Dunderheads and Dairy

Let me tell you a little bit about my humans. One is paler and taller and the other is darker and shorter. You know what they say about darker haired pets triggering more allergic reactions. Not true. After I first got here, the lighter one would come near me and look at me as if he was going to sneeze. He always set me off sneezing with that silly anticipatory expression. And I think he may have ticks or something because I only had to look at him to get him whining and scratching. Most likely he was pretending because the other one went up and swat him a few times when he did that and he stopped. It must work because he doesn't scratch that often anymore. You should try that on your human if you have had similar scratchy issues. The darker one doesn't make me sneeze or anything but she has her own issues. She likes to sit around motionless mostly but then from time to time she goes berserk and starts chasing me around the place. I like to think she is getting some much-needed exercise so I skip along and stay a few paces ahead of her. I know if she gets too boisterous I have to give her a gentle but firm swat with my nails. That usually calms her down quick.

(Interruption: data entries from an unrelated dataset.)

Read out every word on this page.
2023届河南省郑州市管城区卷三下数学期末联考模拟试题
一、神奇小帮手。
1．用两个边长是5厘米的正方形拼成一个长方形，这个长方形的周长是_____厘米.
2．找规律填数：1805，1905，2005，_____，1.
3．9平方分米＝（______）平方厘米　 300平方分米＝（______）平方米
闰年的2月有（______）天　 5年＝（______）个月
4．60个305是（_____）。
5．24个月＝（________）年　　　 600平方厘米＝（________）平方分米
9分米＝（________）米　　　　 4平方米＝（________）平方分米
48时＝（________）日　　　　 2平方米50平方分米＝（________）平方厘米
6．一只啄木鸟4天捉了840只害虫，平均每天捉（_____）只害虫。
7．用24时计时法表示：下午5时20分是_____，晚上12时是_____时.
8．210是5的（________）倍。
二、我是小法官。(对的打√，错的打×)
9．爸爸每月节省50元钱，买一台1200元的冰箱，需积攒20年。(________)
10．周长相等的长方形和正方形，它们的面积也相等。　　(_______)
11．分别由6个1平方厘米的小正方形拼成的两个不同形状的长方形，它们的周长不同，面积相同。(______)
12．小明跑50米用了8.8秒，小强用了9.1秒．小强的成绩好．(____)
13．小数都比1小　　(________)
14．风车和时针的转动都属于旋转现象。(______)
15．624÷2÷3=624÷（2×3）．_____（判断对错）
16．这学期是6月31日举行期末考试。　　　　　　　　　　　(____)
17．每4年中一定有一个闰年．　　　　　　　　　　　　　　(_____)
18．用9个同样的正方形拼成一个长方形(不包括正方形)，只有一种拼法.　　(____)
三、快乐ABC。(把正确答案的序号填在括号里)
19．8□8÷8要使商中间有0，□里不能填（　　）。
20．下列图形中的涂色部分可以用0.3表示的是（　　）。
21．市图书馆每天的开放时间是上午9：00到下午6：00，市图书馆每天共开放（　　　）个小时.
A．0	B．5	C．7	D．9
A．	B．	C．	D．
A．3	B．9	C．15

Don't get me wrong, I actually like my humans. They are so opposite and can be a handful sometimes but they are cute with their silly antics. Mostly they clown around and keep me entertained. They have their own bed in one place of the house. And they go sleep there when tired. It is good that they are house-broken about this issue because I wouldn't like them to sleep all over. I mean it is ok for us cats but humans really should be trained to sleep in their own beds. I do have free access to the bed - well, let me qualify that. The male human can be quite cantankerous once he gets into bed. Very possessive and all. He seems to think it is "his" bed. He shares it with the female but if I feel like jumping on the bed in the middle of the night I hear all kinds of protests and hissing from him. He thinks he has won if he pushes me off. I wait for him to put his head back on the pillow and jump on again. By the third time in one night, he usually quietens down and realizes who is in charge. Persistence is the key. (That is a picture of me on the bed that the humans sleep on. Plenty of room, say I.)

The taller one seems to be an outdoorsy type because he is gone for days on end. The other one is a home-body. So I try to keep her active (see above for one example) and make sure to monitor her food. She gets pretty finicky when I do that, but a cat's gotta do what a cat's gotta do. At least they have come to realize that I like to drink my water from cups and glasses just like them. They are now trained to leave a cup with water for me. But let me not make myself out to be more difficult than I am - I have no problems with sharing if they forget. And I loooove dairy. I have heard them say that dairy is not good for me but murrrrr, I looooove dairy. Sour cream, milk, cheese, dairy desserts, cream, and milky desserts. I loooooove dairy. Oh the weather is nice again. I think I shall go sit on the stoop and bask in the sun. Maybe I will even have some dairy dessert.